Over the last decade, in case after case of marketers optimizing for the causal elements of Google’s algorithm, this pattern of short-term gain leading to long-term loss continually occurs. That’s why, today, I suggest marketers think about what correlates with rankings as much as what actually causes them.
If many high-ranking sites in your field are offering mobile apps for Android and iOS, you may be tempted to think there’s no point to considering an app-strategy just for SEO because, obviously, having an app doesn’t make Google rank your site any higher. But what if those mobile apps are leading to more press coverage for those competitors, and more links to their site, and more direct visits to their webpages from those apps, and more search queries that include their brand names, and a hundred other things that Google maybe IS counting directly in their algorithm?
And, if many high ranking sites in your field engage in TV ads, you may be tempted to think that it’s useless to investigate TV as a channel because there’s no way Google would reward advertising as a signal for SEO. But what if those TV ads drive searches and clicks, which could lead directly to rankings? What if those TV ads create brand-biasing behaviors through psychological nudges that lead to greater recognition and a higher likelihood of searchers click on, link to, share, talk about, write about, buy from, etc. your TV-advertising competitor?
Thousands of hard-to-identify, individual signals, mashed together through machine learning, are most likely directly responsible for your competitor’s website outranking yours on a particular search query. But even if you had a list of the potential inputs and the mathematical formulas Google’s process considers most valuable for that query’s ranking evaluation, you’d be little closer to competently beating them. You may feel smugly satisfied that your own SEO knowledge exceeded that of your competitor, or of their SEO consultants, but smug satisfaction does not raise rankings.

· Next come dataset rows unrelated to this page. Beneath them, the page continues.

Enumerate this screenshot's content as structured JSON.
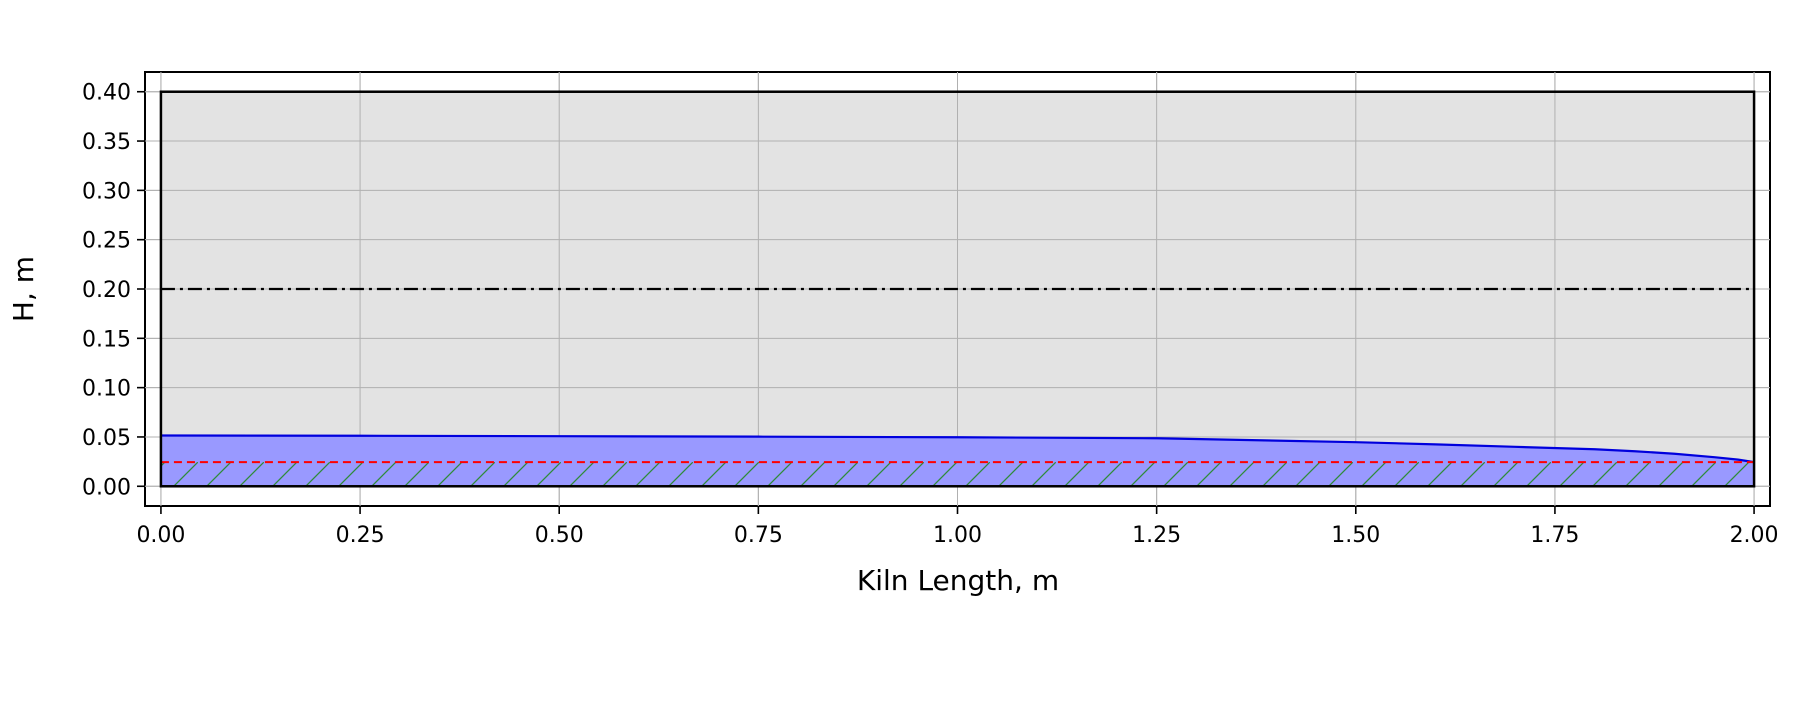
{
  "chart_data": {
    "type": "area",
    "title": "",
    "xlabel": "Kiln Length, m",
    "ylabel": "H, m",
    "xlim": [
      -0.02,
      2.02
    ],
    "ylim": [
      -0.02,
      0.42
    ],
    "xticks": [
      "0.00",
      "0.25",
      "0.50",
      "0.75",
      "1.00",
      "1.25",
      "1.50",
      "1.75",
      "2.00"
    ],
    "yticks": [
      "0.00",
      "0.05",
      "0.10",
      "0.15",
      "0.20",
      "0.25",
      "0.30",
      "0.35",
      "0.40"
    ],
    "grid": true,
    "kiln": {
      "length": 2.0,
      "diameter": 0.4,
      "centerline": 0.2
    },
    "bed_profile": {
      "x": [
        0.0,
        0.25,
        0.5,
        0.75,
        1.0,
        1.25,
        1.5,
        1.6,
        1.7,
        1.8,
        1.85,
        1.9,
        1.95,
        1.98,
        2.0
      ],
      "y": [
        0.0515,
        0.0512,
        0.0508,
        0.0503,
        0.0497,
        0.0487,
        0.0447,
        0.0425,
        0.04,
        0.0375,
        0.0355,
        0.033,
        0.0295,
        0.027,
        0.0245
      ]
    },
    "dam_height": 0.0245,
    "colors": {
      "kiln_fill": "#e3e3e3",
      "bed_fill": "#9999ff",
      "bed_line": "#0000dd",
      "dam_line": "#ff0000",
      "hatch": "#2e8b3a",
      "grid": "#b0b0b0"
    }
  }
}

In fact, I think some of the SEO field’s historic obsession with knowing precisely how Google works and which signals matter is, at times, costing us a broader, deeper understanding of big-picture marketing*.
Time and again, I’ve seen SEO professionals whom I admire, respect, and find to be brilliant analysts of Google’s algorithms lose out to less-hyper-SEO-aware marketers who combine that big picture knowledge with more-basic/fundamental SEO tactics. While I certainly wouldn’t advise anyone to learn less about their field nor give up their investigation of Google’s inner workings, I am and will continue to strongly advise marketers of all specialties to think about all the elements that might have a second-order or purely correlated effect on Google’s rankings, rather than just concentrate on what we know to be directly causal.
* No one’s guiltier than I am of obsessing over discovering and sharing Google’s operations. And I’ll probably keep being that way because that’s how obsession works. But, I’m trying to recognize that this obsession isn’t necessarily connected to being the most successful marketer or SEO I can be.